In computer science, a tagged union, also called a variant, variant record, discriminated union, disjoint union, or sum type, is a data structure used to hold a value that could take on several different, but fixed, types. Only one of the types can be in use at any one time, and a tag field explicitly indicates which one is in use. It can be thought of as a type that has several "cases," each of which should be handled correctly when that type is manipulated. Like ordinary unions, tagged unions can save storage by overlapping storage areas for each type, since only one is in use at a time.
Tagged unions are most important in functional languages such as ML and Haskell, where they are called datatypes (see algebraic data type) and the compiler is able to verify that all cases of a tagged union are always handled, avoiding many types of errors. They can, however, be constructed in nearly any language, and are much safer than untagged unions, often simply called unions, which are similar but do not explicitly keep track of which member of the union is currently in use.

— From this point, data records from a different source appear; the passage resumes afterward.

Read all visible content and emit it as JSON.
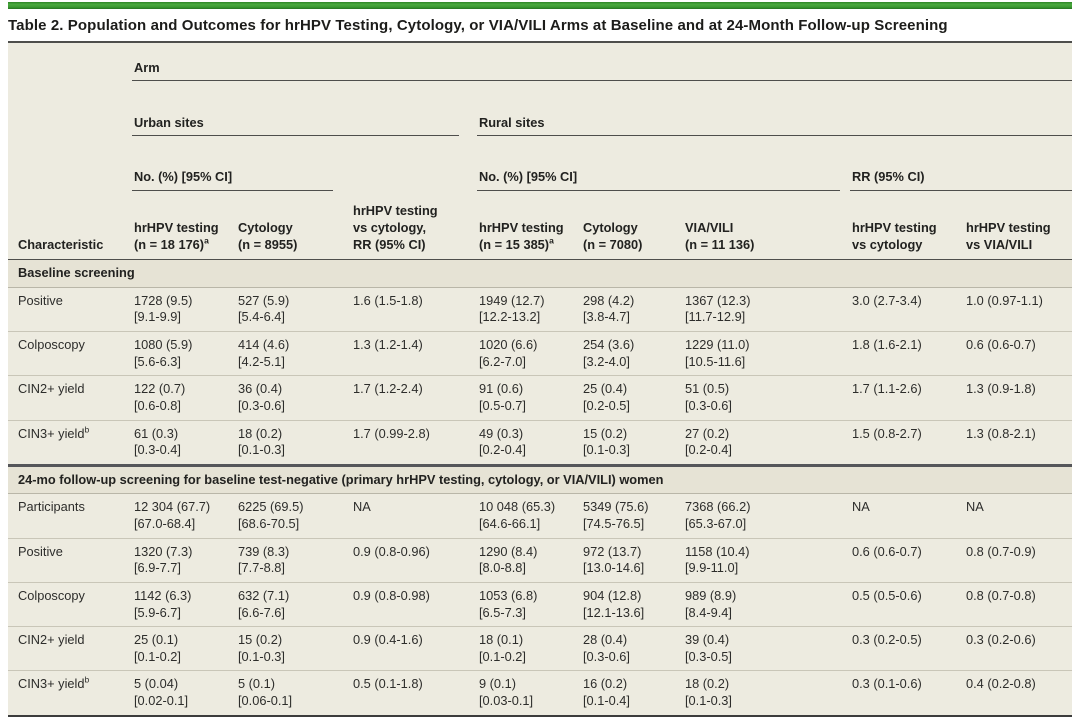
{
  "accent_color": "#3E9B35",
  "title": "Table 2. Population and Outcomes for hrHPV Testing, Cytology, or VIA/VILI Arms at Baseline and at 24-Month Follow-up Screening",
  "header": {
    "characteristic": "Characteristic",
    "arm": "Arm",
    "urban_sites": "Urban sites",
    "rural_sites": "Rural sites",
    "no_pct_ci_urban": "No. (%) [95% CI]",
    "no_pct_ci_rural": "No. (%) [95% CI]",
    "rr_95_ci": "RR (95% CI)",
    "urban_rr_col": "hrHPV testing\nvs cytology,\nRR (95% CI)",
    "urban_hrhpv": "hrHPV testing\n(n = 18 176)",
    "urban_hrhpv_sup": "a",
    "urban_cytology": "Cytology\n(n = 8955)",
    "rural_hrhpv": "hrHPV testing\n(n = 15 385)",
    "rural_hrhpv_sup": "a",
    "rural_cytology": "Cytology\n(n = 7080)",
    "rural_via": "VIA/VILI\n(n = 11 136)",
    "rr_hrhpv_vs_cyto": "hrHPV testing\nvs cytology",
    "rr_hrhpv_vs_via": "hrHPV testing\nvs VIA/VILI"
  },
  "sections": [
    {
      "label": "Baseline screening",
      "rows": [
        {
          "label": "Positive",
          "sup": "",
          "cells": [
            "1728 (9.5)\n[9.1-9.9]",
            "527 (5.9)\n[5.4-6.4]",
            "1.6 (1.5-1.8)",
            "1949 (12.7)\n[12.2-13.2]",
            "298 (4.2)\n[3.8-4.7]",
            "1367 (12.3)\n[11.7-12.9]",
            "3.0 (2.7-3.4)",
            "1.0 (0.97-1.1)"
          ]
        },
        {
          "label": "Colposcopy",
          "sup": "",
          "cells": [
            "1080 (5.9)\n[5.6-6.3]",
            "414 (4.6)\n[4.2-5.1]",
            "1.3 (1.2-1.4)",
            "1020 (6.6)\n[6.2-7.0]",
            "254 (3.6)\n[3.2-4.0]",
            "1229 (11.0)\n[10.5-11.6]",
            "1.8 (1.6-2.1)",
            "0.6 (0.6-0.7)"
          ]
        },
        {
          "label": "CIN2+ yield",
          "sup": "",
          "cells": [
            "122 (0.7)\n[0.6-0.8]",
            "36 (0.4)\n[0.3-0.6]",
            "1.7 (1.2-2.4)",
            "91 (0.6)\n[0.5-0.7]",
            "25 (0.4)\n[0.2-0.5]",
            "51 (0.5)\n[0.3-0.6]",
            "1.7 (1.1-2.6)",
            "1.3 (0.9-1.8)"
          ]
        },
        {
          "label": "CIN3+ yield",
          "sup": "b",
          "cells": [
            "61 (0.3)\n[0.3-0.4]",
            "18 (0.2)\n[0.1-0.3]",
            "1.7 (0.99-2.8)",
            "49 (0.3)\n[0.2-0.4]",
            "15 (0.2)\n[0.1-0.3]",
            "27 (0.2)\n[0.2-0.4]",
            "1.5 (0.8-2.7)",
            "1.3 (0.8-2.1)"
          ]
        }
      ]
    },
    {
      "label": "24-mo follow-up screening for baseline test-negative (primary hrHPV testing, cytology, or VIA/VILI) women",
      "rows": [
        {
          "label": "Participants",
          "sup": "",
          "cells": [
            "12 304 (67.7)\n[67.0-68.4]",
            "6225 (69.5)\n[68.6-70.5]",
            "NA",
            "10 048 (65.3)\n[64.6-66.1]",
            "5349 (75.6)\n[74.5-76.5]",
            "7368 (66.2)\n[65.3-67.0]",
            "NA",
            "NA"
          ]
        },
        {
          "label": "Positive",
          "sup": "",
          "cells": [
            "1320 (7.3)\n[6.9-7.7]",
            "739 (8.3)\n[7.7-8.8]",
            "0.9 (0.8-0.96)",
            "1290 (8.4)\n[8.0-8.8]",
            "972 (13.7)\n[13.0-14.6]",
            "1158 (10.4)\n[9.9-11.0]",
            "0.6 (0.6-0.7)",
            "0.8 (0.7-0.9)"
          ]
        },
        {
          "label": "Colposcopy",
          "sup": "",
          "cells": [
            "1142 (6.3)\n[5.9-6.7]",
            "632 (7.1)\n[6.6-7.6]",
            "0.9 (0.8-0.98)",
            "1053 (6.8)\n[6.5-7.3]",
            "904 (12.8)\n[12.1-13.6]",
            "989 (8.9)\n[8.4-9.4]",
            "0.5 (0.5-0.6)",
            "0.8 (0.7-0.8)"
          ]
        },
        {
          "label": "CIN2+ yield",
          "sup": "",
          "cells": [
            "25 (0.1)\n[0.1-0.2]",
            "15 (0.2)\n[0.1-0.3]",
            "0.9 (0.4-1.6)",
            "18 (0.1)\n[0.1-0.2]",
            "28 (0.4)\n[0.3-0.6]",
            "39 (0.4)\n[0.3-0.5]",
            "0.3 (0.2-0.5)",
            "0.3 (0.2-0.6)"
          ]
        },
        {
          "label": "CIN3+ yield",
          "sup": "b",
          "cells": [
            "5 (0.04)\n[0.02-0.1]",
            "5 (0.1)\n[0.06-0.1]",
            "0.5 (0.1-1.8)",
            "9 (0.1)\n[0.03-0.1]",
            "16 (0.2)\n[0.1-0.4]",
            "18 (0.2)\n[0.1-0.3]",
            "0.3 (0.1-0.6)",
            "0.4 (0.2-0.8)"
          ]
        }
      ]
    }
  ]
}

Tagged unions are often accompanied by the concept of a type constructor, which is similar but not the same as a constructor for a class. Type constructors produce a tagged union type, given the initial tag type and the corresponding type.
Mathematically, tagged unions correspond to disjoint or discriminated unions, usually written using +. Given an element of a disjoint union A + B, it is possible to determine whether it came from A or B. If an element lies in both, there will be two effectively distinct copies of the value in A + B, one from A and one from B.